The End of The Road - Themes

Themes

The End of the Road is rich in recurring metaphor. In the opening chapter, when visiting in the Doctor's Progress and Advice Room, Jake finds himself in the awkward position of having to choose the manner in which he will sit, but finds his choices restricted. Jake notes that Rennie has made the same sort of choice-that-is-not-a-choice by remaining married to Joe; and Joe, in opposition to his philosophies, has to make a "choice" about Rennie's adultery and pregnancy.

On his mantel Jake keeps a bust of Laocoön sculpted by a dead uncle. As Laocoön was bound by serpents, Jake feels himself bound into inaction "by the serpents Knowledge and Imagination, which&nbsp... no longer tempt but annihilate". This is reflected in Laocoön's grimace, which Jake frequently consults. After the disaster of Rennie's abortion, Jake tells the bust, "We've come too far", and abandons it along with his job, car and apartment.

Horse symbols permeate the text. Rennie, an accomplished rider, and her husband whip their heads back and forth horse-like when they laugh. Joe is fond of the epithet horseshit when pointing out nonsense. His surname, Morgan, is the name of an American breed of horse. Joe's consistent sureness, his "rationality and absence of 'craft or guile'", according to Thomas Schaub, seem to echo the Houyhnhnms, the race of rational horses in Jonathan Swift's Gulliver's Travels.

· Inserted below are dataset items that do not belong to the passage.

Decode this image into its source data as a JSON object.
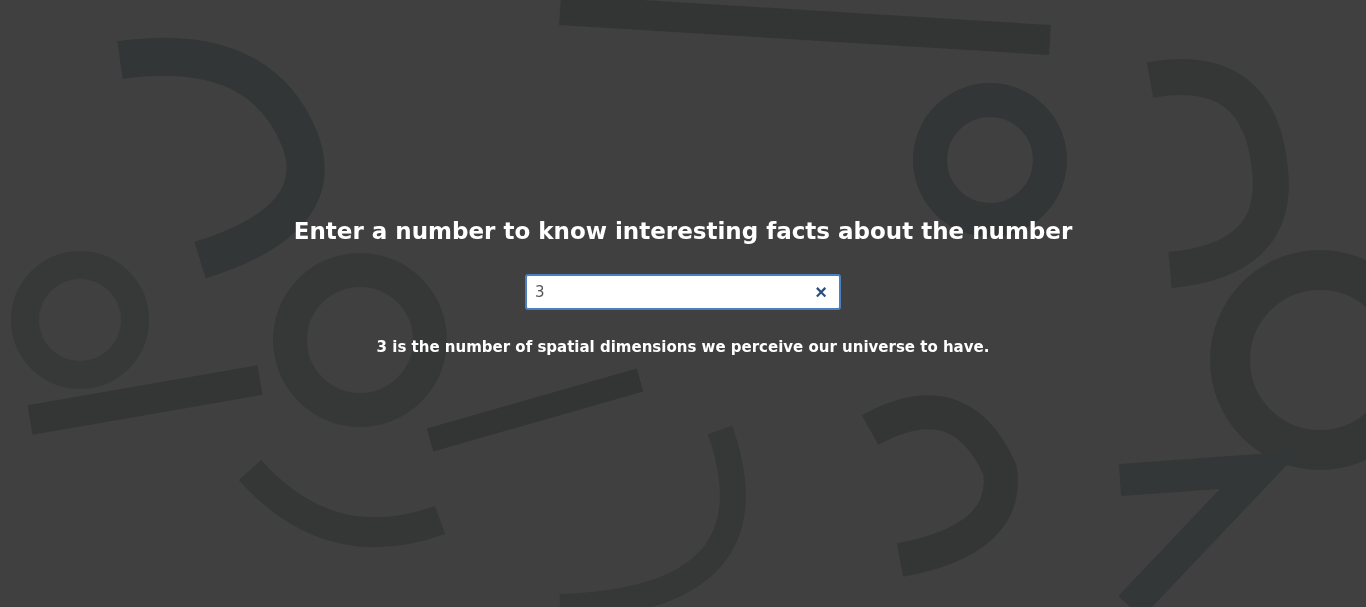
{
  "heading": "Enter a number to know interesting facts about the number",
  "search": {
    "value": "3",
    "clear": "×"
  },
  "fact": "3 is the number of spatial dimensions we perceive our universe to have."
}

Barth coined the term "cosmopsis" in The End of the Road for a "state of universal comprehension, universal weariness, universal futility". Jake Horner takes Jean-Paul Sartre's famous existentialist line, "Existence precedes essence", saying "existence not only precedes essence: in the case of human beings it rather defies essence." To cope with his inability to make decisions, Jake is prescribed three therapies by his Doctor—the arbitrary principles of Sinistrality ("If the alternatives are side by side, choose the one on the left"), Antecedence ("if they're consecutive in time, choose the earlier") and Alphabetic Priority ("choose the alternative whose name begins with the earlier letter of the alphabet").